Lukas schwankte zwischen Interesse und Ablehnung und dachte darüber nach. Ein Toter und eine Entführung. Nun, jedenfalls eine vermeintliche Entführung. Möglicherweise hatte diese Lena zuvor Drogen konsumiert. Doch kaum hatte Lukas diesen Gedanken zu Ende gebracht, schämte er sich auch schon dafür. Genau wegen solcher Vorurteile war die Beziehung zu seinem Bruder zerbrochen.

»Lukas?«, fragte Hannes.

»Ja?«

»Was hältst du von der Sache?«

»Hört sich nicht uninteressant an.
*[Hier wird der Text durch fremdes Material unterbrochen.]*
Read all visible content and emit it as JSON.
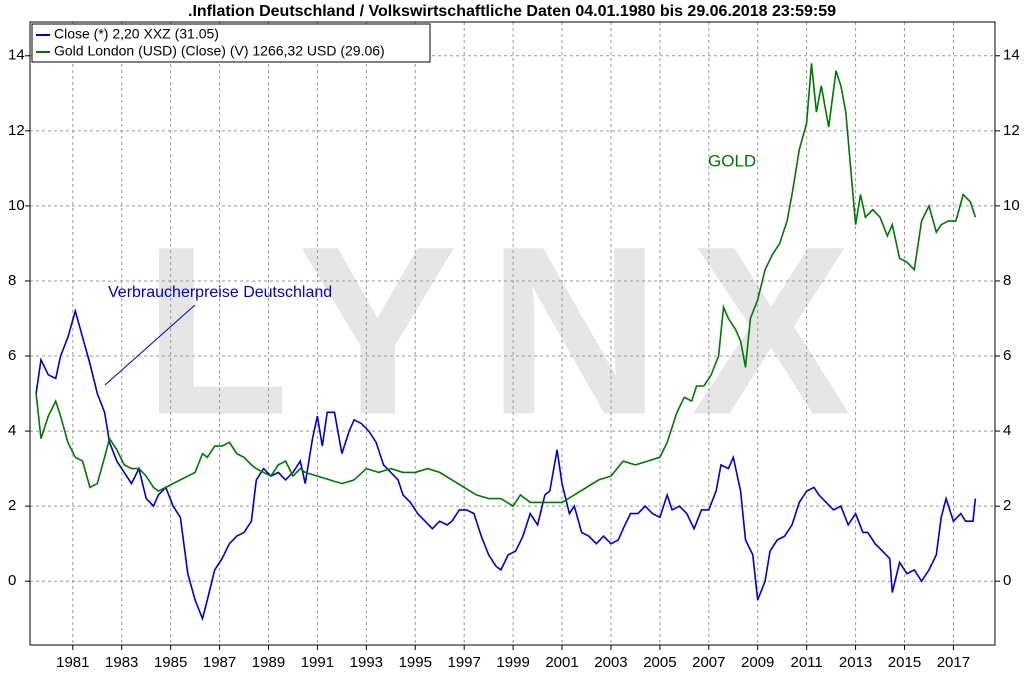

Aber wie stellst du dir das vor, wie ich in dieses Heim reinkomme, um mich dort ein wenig umsehen zu können?«

 »Ich kenne einen Psychologen, er ist ein alter Freund von mir. Der könnte dich schnell dort unterbringen. Wenn ich ihm sage, dass du ganz dringend in dem Heim dort einen Platz brauchst, erledigt er das für mich. Du müsstest nur kurz mit ihm reden und ihm glaubhaft machen, dass du den Platz unbedingt brauchst.«

Lukas unterdrückte ein Seufzen. Wie sollte er einem Psychologen weiß machen, dass er ein Drogenproblem hatte. Ausgerechnet er, der nichts mehr verabscheute als Drogen.

»Also ich weiß nicht so recht«, sagte er unentschlossen.

»Du musst dich ja nicht sofort entscheiden«, erwiderte Hannes. »Du kannst gerne eine Nacht drüber schlafen und mir dann Bescheid geben. Aber mehr Zeit haben wir nicht, fürchte ich.«

Lukas dachte über den Vorschlag nach, was ihm mit dem Alkohol im Kopf schwerfiel. »Ja, ich schlafe drüber und melde mich morgen.«

»Gut. Bis morgen.«

Hannes Warth legte auf und ließ Lukas mit einem Gefühl zurück, das er schon eine Weile nicht mehr verspürt hatte. Da war dieses Kribbeln in seinem Bauch, diese leichte Erregung, die ihn immer dann befiel, wenn er eine gute Story witterte. Allerdings wusste er noch nicht, ob er sich tatsächlich darauf einlassen sollte.